Growth Spurts: Kids and Their Talents
My firstborn, Callie, recently had the privilege–and joy!–of performing in her first big musical. She played the role of Narrator 4 in Ridgeland High School’s production of Aladdin, Jr. I cannot describe how much I loved watching her on that stage! Performing brought her so much life, and I had to fight back the tears every time I saw her up there.
Callie has also enjoyed being a part of her school’s choir for the past four years, and she gave an outstanding (I don’t care if I’m biased.) performance of “Defying Gravity” at her school’s talent show last fall. Again, I can see how much life and joy it brings her when she performs. Music is a huge part of her life. If she’s at home, she is most likely listening to music and singing along. When she was little, she regularly beckoned us into the living room to watch her perform. She has composed songs, and it seems to come naturally to her. Music is just in her soul.
One of the things I love about being a parent is getting to watch my children explore a variety of activities and discover which ones they really thrive in and enjoy. My kids have dabbled in baseball, softball, soccer, gymnastics, football, tennis, martial arts, choir, band, theater, ballet, piano, yearbook publication, videography, photography, visual arts, writing and publishing, culinary arts, robotics, and probably some other things I’ve forgotten. They spent more time in some of these activities than in others, based on how interested they stayed and on how gifted they were in each activity.

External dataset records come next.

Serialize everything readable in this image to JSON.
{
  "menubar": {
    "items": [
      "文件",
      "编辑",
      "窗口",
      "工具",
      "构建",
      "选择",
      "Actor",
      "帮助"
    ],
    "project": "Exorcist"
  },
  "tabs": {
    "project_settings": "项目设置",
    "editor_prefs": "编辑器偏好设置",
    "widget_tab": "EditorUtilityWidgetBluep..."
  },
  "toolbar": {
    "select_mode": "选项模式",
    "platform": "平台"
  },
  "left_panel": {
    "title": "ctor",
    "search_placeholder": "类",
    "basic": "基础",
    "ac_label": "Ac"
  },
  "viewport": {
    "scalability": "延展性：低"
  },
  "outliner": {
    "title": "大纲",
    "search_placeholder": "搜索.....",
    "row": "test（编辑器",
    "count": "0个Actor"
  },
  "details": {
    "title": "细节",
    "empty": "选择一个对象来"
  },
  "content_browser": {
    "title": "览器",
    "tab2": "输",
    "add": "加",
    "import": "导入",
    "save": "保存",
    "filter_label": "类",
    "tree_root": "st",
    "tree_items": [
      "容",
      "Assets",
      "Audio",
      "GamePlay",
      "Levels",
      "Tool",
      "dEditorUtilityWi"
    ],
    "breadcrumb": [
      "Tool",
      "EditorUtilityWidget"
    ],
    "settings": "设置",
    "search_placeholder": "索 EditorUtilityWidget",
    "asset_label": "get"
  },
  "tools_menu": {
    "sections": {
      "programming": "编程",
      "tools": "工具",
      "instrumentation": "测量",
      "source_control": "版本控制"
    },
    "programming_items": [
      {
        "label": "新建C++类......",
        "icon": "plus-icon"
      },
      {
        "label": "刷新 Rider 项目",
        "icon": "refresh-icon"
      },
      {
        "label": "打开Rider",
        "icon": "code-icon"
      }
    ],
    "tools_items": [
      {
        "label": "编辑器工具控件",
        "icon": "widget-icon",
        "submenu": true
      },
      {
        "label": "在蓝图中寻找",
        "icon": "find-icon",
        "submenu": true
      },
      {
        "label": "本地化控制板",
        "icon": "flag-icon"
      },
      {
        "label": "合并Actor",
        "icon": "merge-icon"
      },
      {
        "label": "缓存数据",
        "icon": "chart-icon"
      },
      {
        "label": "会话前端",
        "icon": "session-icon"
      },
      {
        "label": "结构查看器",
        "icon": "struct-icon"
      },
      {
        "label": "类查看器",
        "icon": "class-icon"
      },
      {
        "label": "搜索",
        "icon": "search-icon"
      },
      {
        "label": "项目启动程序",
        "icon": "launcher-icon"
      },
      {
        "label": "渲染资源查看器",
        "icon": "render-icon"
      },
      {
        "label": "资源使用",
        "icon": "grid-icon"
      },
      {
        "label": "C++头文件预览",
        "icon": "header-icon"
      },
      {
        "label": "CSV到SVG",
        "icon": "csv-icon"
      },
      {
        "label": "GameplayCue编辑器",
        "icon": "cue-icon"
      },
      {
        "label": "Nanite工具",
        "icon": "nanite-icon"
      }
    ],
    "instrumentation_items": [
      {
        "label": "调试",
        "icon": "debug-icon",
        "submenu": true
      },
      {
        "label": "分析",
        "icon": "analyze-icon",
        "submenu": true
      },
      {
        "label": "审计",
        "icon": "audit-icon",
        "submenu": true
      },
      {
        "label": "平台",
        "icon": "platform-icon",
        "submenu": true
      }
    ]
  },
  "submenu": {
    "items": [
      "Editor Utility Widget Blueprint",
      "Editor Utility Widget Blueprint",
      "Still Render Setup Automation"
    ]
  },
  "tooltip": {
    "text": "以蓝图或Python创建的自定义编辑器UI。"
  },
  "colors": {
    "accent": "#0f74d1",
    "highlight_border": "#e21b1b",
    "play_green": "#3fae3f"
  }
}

Kevin and I let our kids take the lead in which activities they pursue. Generally, we only let them be involved in one “extra” activity at a time, but some of them do overlap. We are open with our kids about how much money each activity costs–not to make them feel badly, just to help them understand how it all works. We are investing in them as they journey to discover their talents and desires. And they know that we will be their biggest cheerleaders, no matter which activities they decide to stick with.
It is all too easy to overschedule or overcommit our children (and, therefore, ourselves) these days. There are so many great activities and opportunities available to us, and it can be difficult to say no to some of them. But I urge you, fellow parents, not to fall into the trap of having every minute of your child’s time committed to an organized activity. Help them narrow it down. We need to give them plenty of free downtime so that they can really process and decide what they’d like to devote their time and attention to and also use that time to recharge.
It is our job as parents to help our children discover their talents and passions. It is also our job to help them understand that it’s not a big deal if they aren’t great at a particular activity or even if they just aren’t interested in it. And when they do discover their giftings and get fired up about it, it is then our job to support, encourage, and cheer them on like crazy! And maybe even get a little teary.
Carrie Bevell Partridge is thankful that her parents didn’t make a big deal out of her giving up her basketball career after eighth grade. And she knew they were proud of her when she became editor of her high school newspaper!